HLTH22: Uber Health charts expansion into employer market

LAS VEGAS—Uber Health is expanding its platforms into the employer market, the company announced this week at the HLTH conference.

Caitlin Donovan, global head of Uber Health, told Fierce Healthcare the lessons learned in Medicaid and Medicare Advantage (MA) are applicable in the employer space, too. The challenge then becomes making the pitch to those firms.

Medicaid has covered nonemergency medical transport in some form since 1966, and the return on investment has been clearly established in MA. Employers are a bit behind the curve on this, Donovan said.

"For an employer population, this data exists," she said, "but I think employers are just starting to look at it."

For example, Uber has found that in Medicaid, its services can play a key role in addressing absenteeism, as it makes it far easier for people to reach appointments without needing to take much time off of work. Getting people to their medical visits also leads to better management of chronic conditions, which can reduce lost productivity.

This thinking also applies in the employer market, she said, as many companies employ lower-wage workers who may be less able to take time off. It can also serve as a boon to employees who may be the primary caregiver for a friend or family member, allowing them to schedule transport to doctors' visits.

Keeping people happy on the job is key to maintaining a thriving workforce, she said.

Uber Health typically stands up three types of programs, Donovan said. The obvious use case is in closing gaps in care, as getting people to necessary appointments can prevent more serious diseases, better manage their needs and improve medication adherence.

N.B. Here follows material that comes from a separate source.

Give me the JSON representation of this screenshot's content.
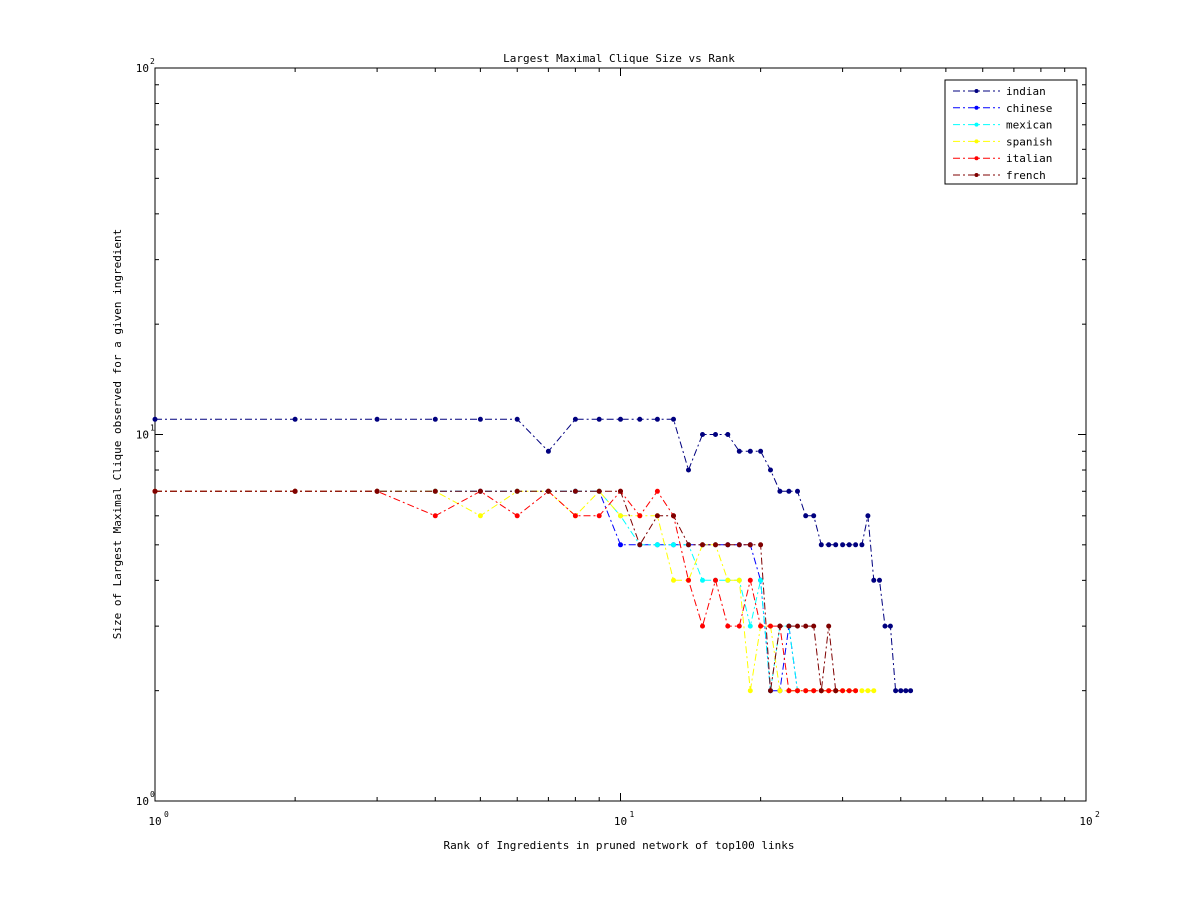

Uber's platform can make it easier for people who need frequent visits to their physicians as well, such as people undergoing chemotherapy or dialysis.

However, the company also does work in benefits administration and network design, which fit neatly under the employer umbrella.

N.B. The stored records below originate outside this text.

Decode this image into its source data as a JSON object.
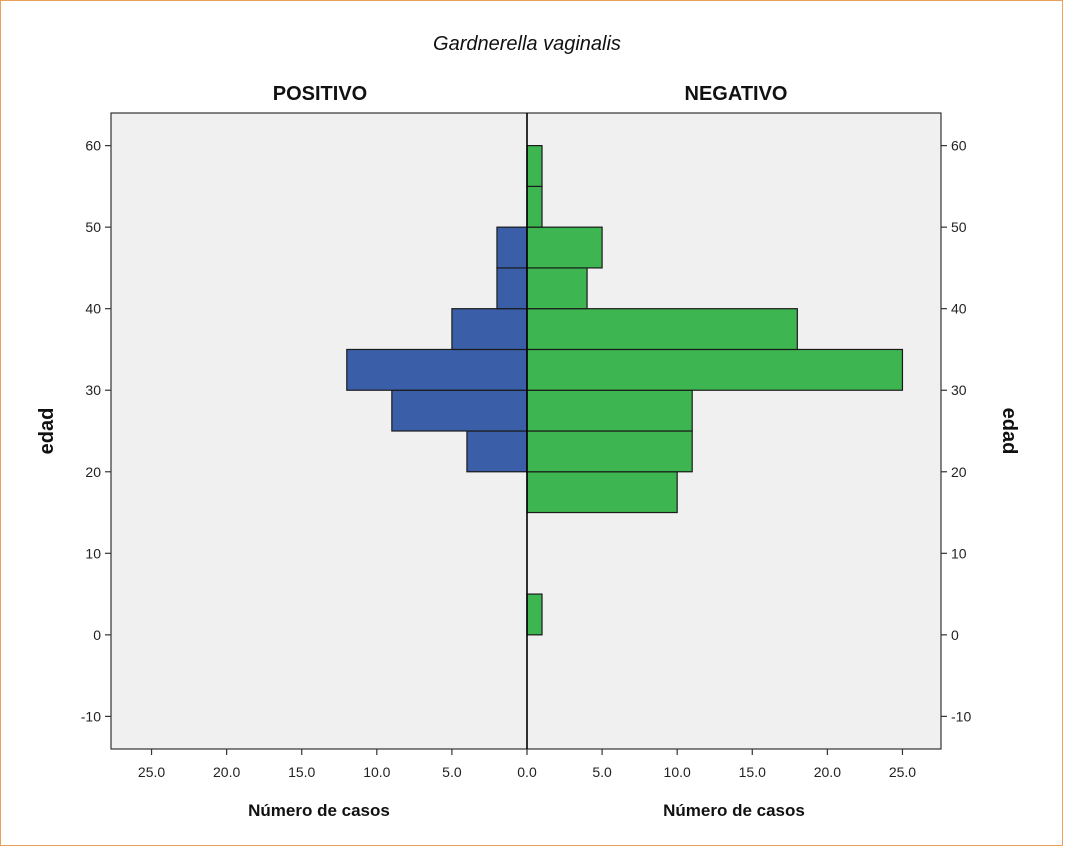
{
  "chart_data": {
    "type": "bar",
    "subtype": "population-pyramid",
    "title": "Gardnerella vaginalis",
    "panels": {
      "left": {
        "name": "POSITIVO",
        "color": "#3a5fa8"
      },
      "right": {
        "name": "NEGATIVO",
        "color": "#3db651"
      }
    },
    "bin_width": 5,
    "bins": [
      {
        "start": 0,
        "end": 5,
        "positivo": 0,
        "negativo": 1
      },
      {
        "start": 5,
        "end": 10,
        "positivo": 0,
        "negativo": 0
      },
      {
        "start": 10,
        "end": 15,
        "positivo": 0,
        "negativo": 0
      },
      {
        "start": 15,
        "end": 20,
        "positivo": 0,
        "negativo": 10
      },
      {
        "start": 20,
        "end": 25,
        "positivo": 4,
        "negativo": 11
      },
      {
        "start": 25,
        "end": 30,
        "positivo": 9,
        "negativo": 11
      },
      {
        "start": 30,
        "end": 35,
        "positivo": 12,
        "negativo": 25
      },
      {
        "start": 35,
        "end": 40,
        "positivo": 5,
        "negativo": 18
      },
      {
        "start": 40,
        "end": 45,
        "positivo": 2,
        "negativo": 4
      },
      {
        "start": 45,
        "end": 50,
        "positivo": 2,
        "negativo": 5
      },
      {
        "start": 50,
        "end": 55,
        "positivo": 0,
        "negativo": 1
      },
      {
        "start": 55,
        "end": 60,
        "positivo": 0,
        "negativo": 1
      }
    ],
    "ylabel": "edad",
    "ylim": [
      -14,
      64
    ],
    "yticks": [
      -10,
      0,
      10,
      20,
      30,
      40,
      50,
      60
    ],
    "xlabel": "Número de casos",
    "xlim": [
      0,
      27.7
    ],
    "xticks": [
      0,
      5,
      10,
      15,
      20,
      25
    ],
    "xtick_labels": [
      "0.0",
      "5.0",
      "10.0",
      "15.0",
      "20.0",
      "25.0"
    ]
  }
}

"I think that really applies well to an employer population," she said.

The goal in tackling benefit design, Donovan said, is to have a plan in place for multiple coverage scenarios. She offered an example of a patient treated by a client contracted with Uber who was being managed in a value-based care approach. The patient, who was dually eligible for Medicare and Medicaid, needed a trip to the doctor, but as it was across state lines Medicaid would not cover it and their Medicare benefits were exhausted.

The Uber ride was not provided because of this coverage gap, and the patient later had an acute event that required a far more costly ambulance ride and hospital stay, Donovan said.

In working with clients on benefit design, the Uber Health team is looking to prevent those types of gaps.

"It was the wrong thing to do for the patient, and the wrong thing to do for the system," Donovan said, "and it was all because of improper benefit design."